It has been a rocky road for Williams Companies (NYSE:WMB) and its master limited partnership, Williams Partners (NYSE:WPZ), over the past couple of months. Not only are investors anxious that Williams Companies' merger with Energy Transfer Equity (NYSE:ET) might fall through, but they are worried about a growing number of risks facing Williams Partners. Needless to say, they have a lot of questions that Williams needs to address when it reports earnings later this week.
1. Are there any changes to the plan?
Williams Companies' current plan is to merge with Energy Transfer Equity in a stock and cash deal. It's a transaction that Williams' board of directors announced just last month that it was unanimously committed to completing with Energy Transfer Equity's board reportedly just as committed to closing the deal.
Despite that commitment, the market isn't so sure the deal will close at the agreed-upon price because of the significant deterioration in the energy market as well as rising risks at Williams Partners. Because of these renewed concerns, investors want to know if the deal is still on track or if it's at risk of being derailed.
2. Has the impact of commodity prices worsened?
One of the specific concerns facing Williams Partners is the fact that it does have some exposure to commodity prices. We saw that last quarter when Williams Partners' adjusted EBITDA was affected by a $68 million hit from lower NGL margins after NGL prices remained at a 10-year low. That said, the company as able to overcome that impact, in fact adjusted EBITDA rose by $204 million, or 18%, year over year due primarily to higher fee-based revenue from new assets going into service. Still, investors are concerned about the impact from lower commodity prices and want to see that it isn't worsening.
3. Is Williams Companies seeing more shut-in volumes?
In addition to the impact lower commodity prices directly have on Williams margins, those prices are also impacting volumes because producers are shutting in uneconomic production. On Williams' third-quarter conference call, it noted that it had 900 million cubic feet per day of natural gas volumes shut-in in the Northeast. Given that commodity prices have continued to weaken, investors will want to know if the company is seeing any additional production shut-ins and if these shut-ins are having an impact on cash flow.
4. Is Williams concerned about its counterparty?
During the quarter, one of Williams Partners' key gathering and processing customers, Chesapeake Energy (NYSE:CHK), made headlines due to its rapidly deteriorating financial condition.
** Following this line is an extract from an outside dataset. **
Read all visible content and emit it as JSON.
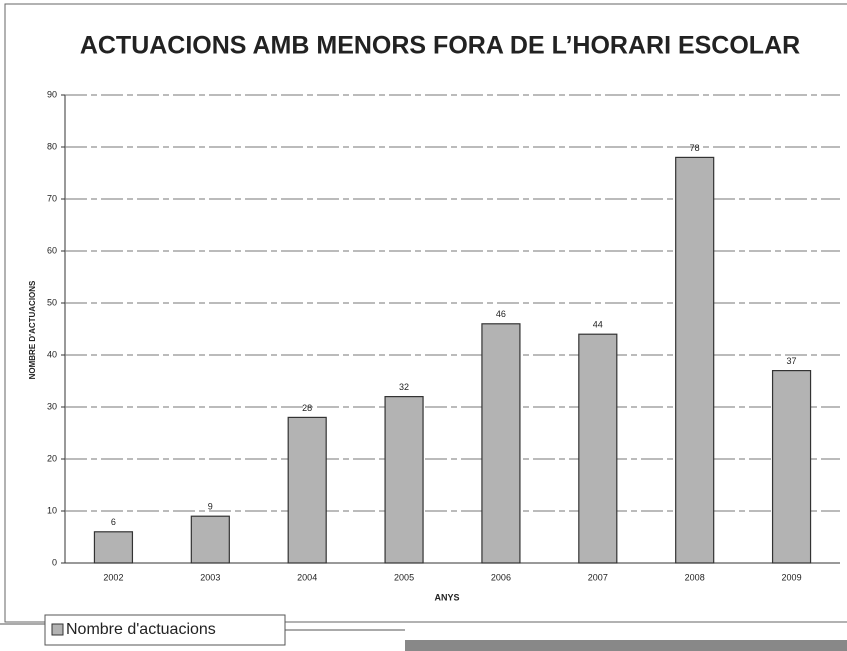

There were even recent reports that Chesapeake Energy was considering filing bankruptcy, though the company has said that's not the case. Still, these concerns weighed on Williams Partners because 20% of its gathering and processing revenue comes from Chesapeake Energy, which actually prompted its rating agency to downgrade its credit rating from BBB to BBB-, which is one notch above junk. In addition to that, Williams Companies' credit rating was downgraded from BBB- to BB+, which puts it below investment grade. Because of this growing counterparty risk, Williams needs to address it directly this quarter so investors know what, if any, impact a customer default will have on its operations.
5. How are Williams Partners' asset sales going?
Because of the overall concerns with credit in the industry, Williams Partners is planning to sell in excess of $1 billion in assets in order to pay for half of its 2016 capex plan. It plans to sell those assets through the first half of the year, which is going to be tough to do given how distressed the energy market is right now. Very few companies have access to the capital needed to acquire assets, which will likely prevent a bidding war. That said, investors will still want to see the company make progress on these sales.
One thing investors should keep an eye on is whether Energy Transfer Equity's namesake ML,P Energy Transfer Partners (NYSE:ETP), emerges as the buyer for any of these assets. While it too is capital-constrained, it does have some levers to pull, such as selling its stake in another affiliated MLP to raise cash. Either way, investors will want to be assured that Williams Partners can actually sell the assets it needs to sell at reasonable prices.
This is going to be an important report for Williams Companies and Williams Partners. The market is not only very concerned that the merger to Energy Transfer Equity will fall through, but is also apprehensive about the impact that the current downturn is having on Williams' operations. Needless to say, Williams needs to address these concerns head-on and show investors how it's addressing its growing list of risks.